During the field excursion organized on the occasion of the first project meeting of the PRIMA funded Mara-Mediterra project, we met up with a true champion of Nature-based Solutions on the Island of Lesvos in Greece. Having proved himself as a highly successful business manager in Greece and Romania, Antonios Tirpintiris wished to give something back to the island where he grew up to young adulthood. He was particularly struck by the ongoing desertification on the western shores of Lesvos Island. Antonios and his wife, Fotini, gave the Mara-Mediterranean Consortium a warm welcome at their Faros Estate in Sigri. First on the menu was a walk about on the estate where they had invested in the planting of no less than 44,000 olive trees. To anyone familiar with the acute scarcity of fresh water in this part of the North Aegean Island, this effort would surely have seemed against the odds, if not futile. Their determinedness paid off as this multitude of olives trees together with hundreds of palm trees they planted as windbreakers, effectively changed the micro-climate of the area. Antonios recounted how the annual rainfall doubled from a mere 400 mm when they first embarked on their initiative about a decade ago, to over 800 mm today.
As the walkabout took place in the early afternoon with the temperature hovering around 30 degrees, Antonios had another surprise up this sleeve. He invited us to touch the ground and to everyone’s astonishment, the ground was still feeling moist! He assured us that with olive harvesting just round the corner, the trees were not being irrigated. The real reason had to be ascribed to different types of grass, purposely introduced to maintain the soil moisture level as high as possible.

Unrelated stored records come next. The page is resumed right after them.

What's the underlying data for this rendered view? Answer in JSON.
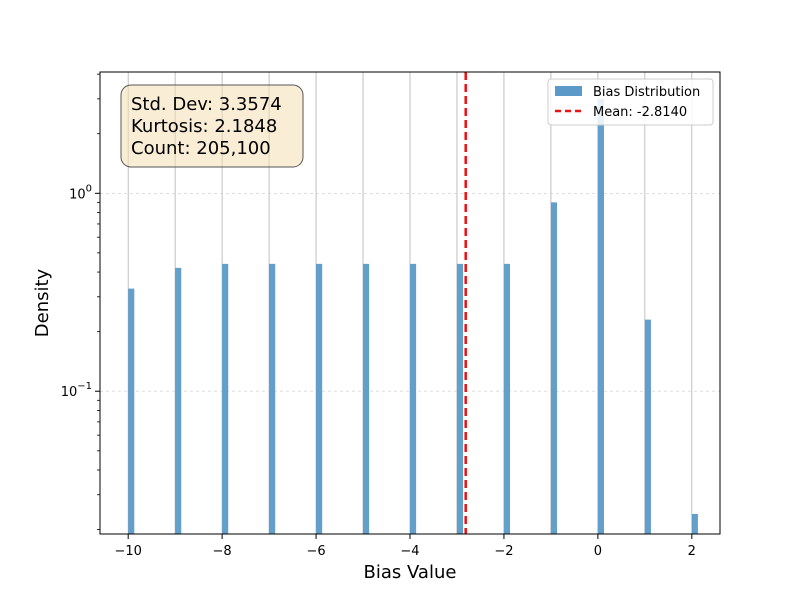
{
  "chart_data": {
    "type": "bar",
    "xlabel": "Bias Value",
    "ylabel": "Density",
    "y_scale": "log",
    "xlim": [
      -10.6,
      2.6
    ],
    "ylim": [
      0.019,
      4.1
    ],
    "x_ticks": [
      -10,
      -8,
      -6,
      -4,
      -2,
      0,
      2
    ],
    "x_tick_labels": [
      "−10",
      "−8",
      "−6",
      "−4",
      "−2",
      "0",
      "2"
    ],
    "y_ticks": [
      {
        "value": 0.1,
        "base": "10",
        "exp": "−1"
      },
      {
        "value": 1,
        "base": "10",
        "exp": "0"
      }
    ],
    "x_grid": true,
    "y_grid": true,
    "series": [
      {
        "name": "Bias Distribution",
        "color": "#5b9ac8",
        "bin_width": 0.13,
        "bins": [
          {
            "x": -10,
            "density": 0.33
          },
          {
            "x": -9,
            "density": 0.42
          },
          {
            "x": -8,
            "density": 0.44
          },
          {
            "x": -7,
            "density": 0.44
          },
          {
            "x": -6,
            "density": 0.44
          },
          {
            "x": -5,
            "density": 0.44
          },
          {
            "x": -4,
            "density": 0.44
          },
          {
            "x": -3,
            "density": 0.44
          },
          {
            "x": -2,
            "density": 0.44
          },
          {
            "x": -1,
            "density": 0.9
          },
          {
            "x": 0,
            "density": 3.0
          },
          {
            "x": 1,
            "density": 0.23
          },
          {
            "x": 2,
            "density": 0.024
          }
        ]
      }
    ],
    "mean_line": {
      "value": -2.814,
      "label": "Mean: -2.8140",
      "color": "#ee1111"
    },
    "legend": {
      "position": "top-right",
      "entries": [
        "Bias Distribution",
        "Mean: -2.8140"
      ]
    },
    "stats_box": {
      "lines": [
        "Std. Dev: 3.3574",
        "Kurtosis: 2.1848",
        "Count: 205,100"
      ]
    }
  }
}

If the opportunity had presented itself, he would gladly have employed a larger work force, not least to control erosion e.g., by terracing the area. Yet, also for this challenge he had learned how to simply let nature take care: plants were encouraged to grow, particularly plants that grow into hedges and make deep roots. Antonios will clearly not be heard calling anything a weed, except for seaweed … which is collected from the nearby seashore and added to a heap of everything else that gets collected as waste from the estate… as it makes for an excellent organic fertilizer! Their long-term investment in nature has made the Faros Estate an important biodiversity habitat for plants, birds, and animals alike. They are deservedly proud also of the amazing quality of the Extra Virgin Olive Oil produced at their Sigri Olive Mill which is equipped with the very latest technology.